The primary key in Azure Table Storage is made up of two columns: PartitionKey and RowKey. This composite primary key is also the clustered (and only!) index for the table.
The PartitionKey in particular is important because it determines whether related rows of data will exist on the same underlying server or not. Different PartitionKey values may end up on different servers. This can be a good thing if you factor in parallel access in your design, or a significant bottleneck if all of your data ends up residing on a single server.
There are two aspects of latency to consider.
The first is how far you are from your Azure region. For me, this isn't a huge deal since the only users of the app are currently in northeast Ohio, so choosing to store all of the data in the same region is good enough.
The bigger consideration for this app is that with Azure Table Storage, you can't do any joins with your data. Well, you can join in your app, but you can't join in Azure itself.
This means that design is critical to reducing latency since joining multiple tables of data in your app will require multiple calls to the Azure Table Storage service. This is not something that is necessarily a deal breaker, just something that needs to be considered, especially if coming from a relational SQL background where you are using JOINs to filter and reduce your data before it is returned to your app.
Row Size Limitations
NoSQL gets a lot hate for its common pattern of storing giant blobs of semi-structured data in a single field (this design makes sense when considering the latency considerations).
However, this becomes a delicate balancing act since each row in Azure Table Storage can only be a maximum of 1mb in size. This causes you to want to fit as much data into a single call as possible (to reduce the number of calls) while also not exceeding the 1mb row size.
Azure Table Storage does allow up to 252 columns of data per table (plus the required PartitionKey, RowKey, and Timestamp columns) so at least your 1mb of data will be organized.

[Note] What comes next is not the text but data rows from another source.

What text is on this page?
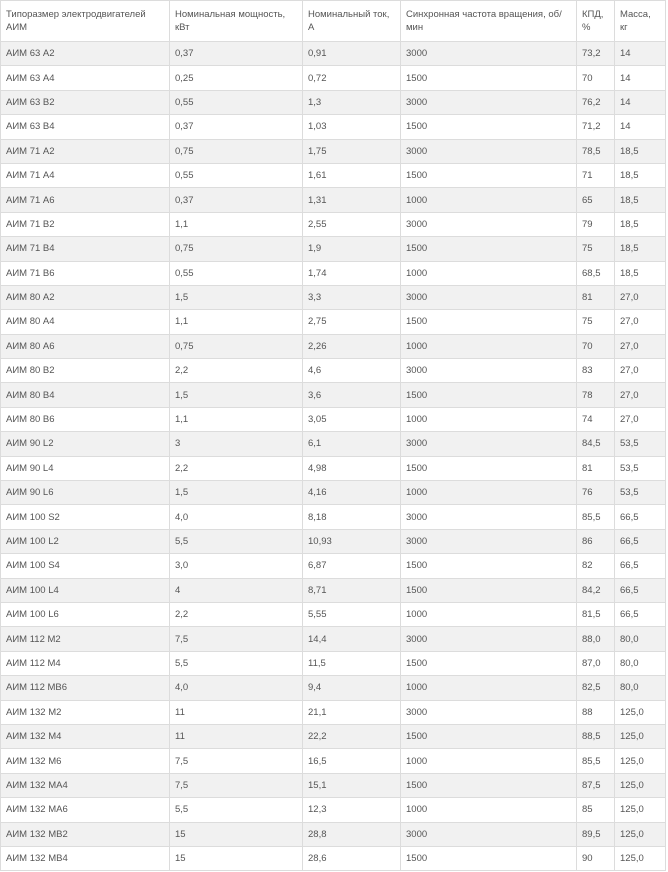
Типоразмер электродвигателей АИМ	Номинальная мощность, кВт	Номинальный ток, А	Синхронная частота вращения, об/мин	КПД, %	Масса, кг
АИМ 63 А2	0,37	0,91	3000	73,2	14
АИМ 63 А4	0,25	0,72	1500	70	14
АИМ 63 В2	0,55	1,3	3000	76,2	14
АИМ 63 В4	0,37	1,03	1500	71,2	14
АИМ 71 А2	0,75	1,75	3000	78,5	18,5
АИМ 71 А4	0,55	1,61	1500	71	18,5
АИМ 71 А6	0,37	1,31	1000	65	18,5
АИМ 71 В2	1,1	2,55	3000	79	18,5
АИМ 71 В4	0,75	1,9	1500	75	18,5
АИМ 71 В6	0,55	1,74	1000	68,5	18,5
АИМ 80 А2	1,5	3,3	3000	81	27,0
АИМ 80 А4	1,1	2,75	1500	75	27,0
АИМ 80 А6	0,75	2,26	1000	70	27,0
АИМ 80 В2	2,2	4,6	3000	83	27,0
АИМ 80 В4	1,5	3,6	1500	78	27,0
АИМ 80 В6	1,1	3,05	1000	74	27,0
АИМ 90 L2	3	6,1	3000	84,5	53,5
АИМ 90 L4	2,2	4,98	1500	81	53,5
АИМ 90 L6	1,5	4,16	1000	76	53,5
АИМ 100 S2	4,0	8,18	3000	85,5	66,5
АИМ 100 L2	5,5	10,93	3000	86	66,5
АИМ 100 S4	3,0	6,87	1500	82	66,5
АИМ 100 L4	4	8,71	1500	84,2	66,5
АИМ 100 L6	2,2	5,55	1000	81,5	66,5
АИМ 112 М2	7,5	14,4	3000	88,0	80,0
АИМ 112 М4	5,5	11,5	1500	87,0	80,0
АИМ 112 МВ6	4,0	9,4	1000	82,5	80,0
АИМ 132 М2	11	21,1	3000	88	125,0
АИМ 132 М4	11	22,2	1500	88,5	125,0
АИМ 132 М6	7,5	16,5	1000	85,5	125,0
АИМ 132 МА4	7,5	15,1	1500	87,5	125,0
АИМ 132 МА6	5,5	12,3	1000	85	125,0
АИМ 132 МВ2	15	28,8	3000	89,5	125,0
АИМ 132 МВ4	15	28,6	1500	90	125,0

The above details were the primary considerations I had to take into account for my specific app. There are things data like data consistency, durability, and more that you may want to take into account based on your app's goals and usage patterns.
While NoSQL can often break many of the relational concepts we are used to using, it is often the means for achieving the cheapest pay-only-for-what-you-use pricing on cloud providers.